Could not locate my copy of Thinking about Women (1968) this morning, so have been unable to determine whether Ellmann includes 'bitch/bitching' along with 'shrill' etc in her analysis of female-unfriendly gendered language. Can't remember if she does.
It's not as though men don't bitch, any more than they don't gossip (I once sat in front of 2 clergymen on a bus who were saying things about various other gentlemen of the cloth like 'He'd sell his mother to be made a bishop'), and gossip doesn't have to be malicious, but both words have connotations of the feminine and the malicious.
But while I think that bitching at people is usually a wrongness (though I can surely think of instances where I have been tempted and might even consider it justifiable), bitching about is another kettle of codfish.
It's not necessarily always a good thing, and people who do nothing but bitch may have their problems, but in a lot of cases it works as a letting off of steam about matters over which one has little or no control (e.g. as, with colleagues over tiresome readers/donors or Problem Colleagues).
I can see in the brave new social networking world this may turn problematic, as there seems to have been significant erosion of
Goffman's useful distinction of
'on-stage/off-stage'. A tweet or a FaceBook posting is going to accrue a very different audience from the 3 people within earshot of one's desk as one puts down the phone on a particularly annoying enquirer.

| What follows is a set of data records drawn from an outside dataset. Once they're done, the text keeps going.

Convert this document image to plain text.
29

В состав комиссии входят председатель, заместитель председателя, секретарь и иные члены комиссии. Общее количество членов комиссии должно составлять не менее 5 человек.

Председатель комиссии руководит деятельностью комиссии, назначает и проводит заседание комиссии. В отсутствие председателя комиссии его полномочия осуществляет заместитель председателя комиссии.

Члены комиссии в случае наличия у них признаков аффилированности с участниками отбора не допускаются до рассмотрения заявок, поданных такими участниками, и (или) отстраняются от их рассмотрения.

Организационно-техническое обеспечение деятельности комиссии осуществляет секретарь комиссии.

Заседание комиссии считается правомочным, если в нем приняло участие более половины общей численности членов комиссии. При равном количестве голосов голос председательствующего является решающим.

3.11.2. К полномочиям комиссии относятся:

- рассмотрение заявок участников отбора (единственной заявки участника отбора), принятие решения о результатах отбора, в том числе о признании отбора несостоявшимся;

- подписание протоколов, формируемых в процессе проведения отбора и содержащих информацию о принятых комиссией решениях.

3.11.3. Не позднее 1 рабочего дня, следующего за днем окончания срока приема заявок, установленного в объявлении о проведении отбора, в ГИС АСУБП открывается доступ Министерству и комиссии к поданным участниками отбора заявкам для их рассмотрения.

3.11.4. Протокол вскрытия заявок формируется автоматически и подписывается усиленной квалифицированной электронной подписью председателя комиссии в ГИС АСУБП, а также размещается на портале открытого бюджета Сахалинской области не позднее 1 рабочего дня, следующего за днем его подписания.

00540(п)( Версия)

But it's also possible - I hazard - to see bitching as one stage in a productive process of getting validation that something is Not OK, and possibly enabling moving on to a further stage of doing something more constructive.
Is this not how 'the [so-called] Second Wave of Feminism' aka 'Women's Liberation' got going? One could, I think, perceive a phase of undirected bitching about the gendered status quo in the early to mid-60s. Though possibly with some ambivalence - I recall in The Golden Notebook that Anna develops a sense of her sessions with Molly complaining about men (and do admit, the men in The Golden Notebook are seriously complainable about) as problematic and somehow 'essentially lesbian': which may be fascinating period detail or revealing something about Lessing. Or both.
But anyway: sometimes it's the letting off of steam that lets one go on not going bang in public, and sometimes it's clarifying that something somewhere is not right. And, okay, sometimes it is just plain spite.